In his backgrounder on the electricity business in the Weekend Herald, young Chris Daniels said you don't have to be old to remember the last time we were asked to save power.

Quite right. But if you are old - or at least getting that way - you might, like me, remember that the same situation arose in the 1940s, and under a Labour Government then, too.

I well recall my father, running a National Party election campaign in the Deep South, carting a projector around to candidates' meetings to show a film in which I can still see a family sitting round the dinner table listening to the radio when the lights went out.

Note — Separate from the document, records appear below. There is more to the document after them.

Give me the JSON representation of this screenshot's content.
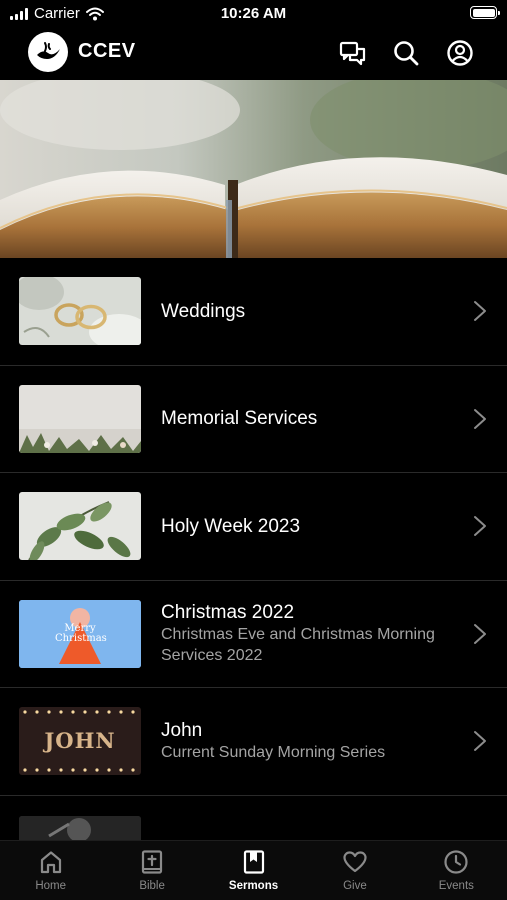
{
  "status_bar": {
    "carrier": "Carrier",
    "time": "10:26 AM"
  },
  "header": {
    "title": "CCEV"
  },
  "sermons": [
    {
      "title": "Weddings",
      "subtitle": ""
    },
    {
      "title": "Memorial Services",
      "subtitle": ""
    },
    {
      "title": "Holy Week 2023",
      "subtitle": ""
    },
    {
      "title": "Christmas 2022",
      "subtitle": "Christmas Eve and Christmas Morning Services 2022",
      "thumb_text": "Merry Christmas"
    },
    {
      "title": "John",
      "subtitle": "Current Sunday Morning Series",
      "thumb_text": "JOHN"
    }
  ],
  "tabs": [
    {
      "label": "Home",
      "icon": "home-icon",
      "active": false
    },
    {
      "label": "Bible",
      "icon": "bible-icon",
      "active": false
    },
    {
      "label": "Sermons",
      "icon": "bookmark-book-icon",
      "active": true
    },
    {
      "label": "Give",
      "icon": "heart-icon",
      "active": false
    },
    {
      "label": "Events",
      "icon": "clock-icon",
      "active": false
    }
  ],
  "colors": {
    "background": "#000000",
    "secondary_text": "#a4a4a4",
    "tab_inactive": "#8a8a8a"
  }
}
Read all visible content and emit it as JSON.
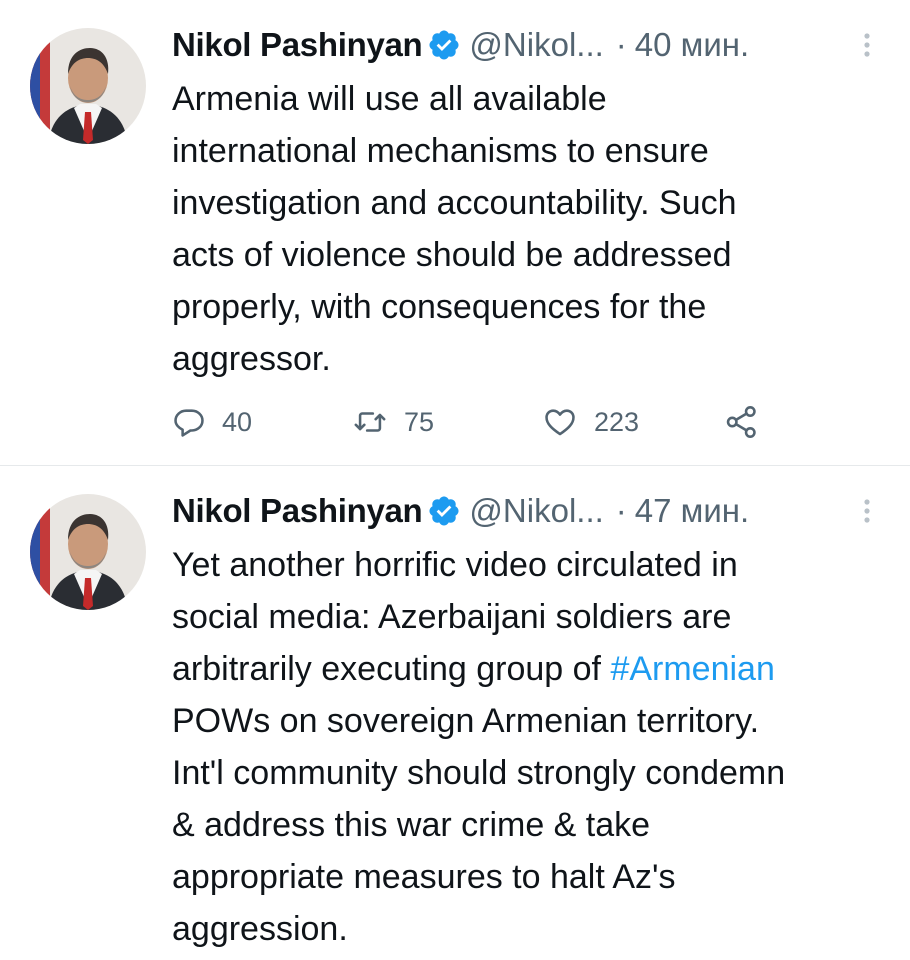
{
  "tweets": [
    {
      "author_name": "Nikol Pashinyan",
      "verified_icon": "verified-badge-icon",
      "handle": "@Nikol...",
      "separator": "·",
      "time": "40 мин.",
      "text_lines": [
        "Armenia will use all available",
        "international mechanisms to ensure",
        "investigation and accountability. Such",
        "acts of violence should be addressed",
        "properly, with consequences for the",
        "aggressor."
      ],
      "replies": "40",
      "retweets": "75",
      "likes": "223"
    },
    {
      "author_name": "Nikol Pashinyan",
      "verified_icon": "verified-badge-icon",
      "handle": "@Nikol...",
      "separator": "·",
      "time": "47 мин.",
      "text_before_hashtag": "Yet another horrific video circulated in\nsocial media: Azerbaijani soldiers are\narbitrarily executing group of ",
      "hashtag": "#Armenian",
      "text_after_hashtag": "\nPOWs on sovereign Armenian territory.\nInt'l community should strongly condemn\n& address this war crime & take\nappropriate measures to halt Az's\naggression."
    }
  ],
  "colors": {
    "accent": "#1d9bf0",
    "secondary_text": "#536471",
    "primary_text": "#0f1419"
  }
}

The Government, of course, was to blame then - just as it is today, although this Labour lot can quite justifiably shuck some of it off on to the previous National crowd who fiddled with the "market" instead of providing more capacity.

Daniels says too much electricity is wasted in homes and in business. I take issue with that. As I have said, I will use as much power as I please - and happily pay for it - so for me, as for tens of thousands of others, there is no such thing as wasting electricity.

He says economic growth (to which I would add immigration) has brought a big increase in demand for power. Of course it has. And even a halfwit could have figured out that increased generation capacity would be needed urgently, let alone those whom we pay - or who pay themselves - to look after such things.

But as usual with central and local government the provision of necessities of infrastructure and services lags at least a decade behind the need. I wonder if the wallies who inhabit the Beehive and the bureaucracy will ever catch up. That'll be the day, eh?

The other thing about this business that leaves me almost speechless is the coal question.

This country has economic coal reserves amounting to at least 10 billion tonnes - enough to fuel a dozen Huntly-sized power stations for thousands of years.

Yet Genesis Energy, which owns the Huntly station, is about to start taking delivery of 500,000 tonnes of coal imported from Australia. Is anybody going to be held to account for this astonishing situation? Probably not; no one, it seems, is responsible any more.

Of course the burning of coal doesn't appeal to this pink Government embroidered with green because it might create a bit more greenhouse gas, contrary to its commitment to the Kyoto Protocol on so-called global warming.

Which just goes to show that we should never have signed the silly thing in the first place. Wise countries didn't.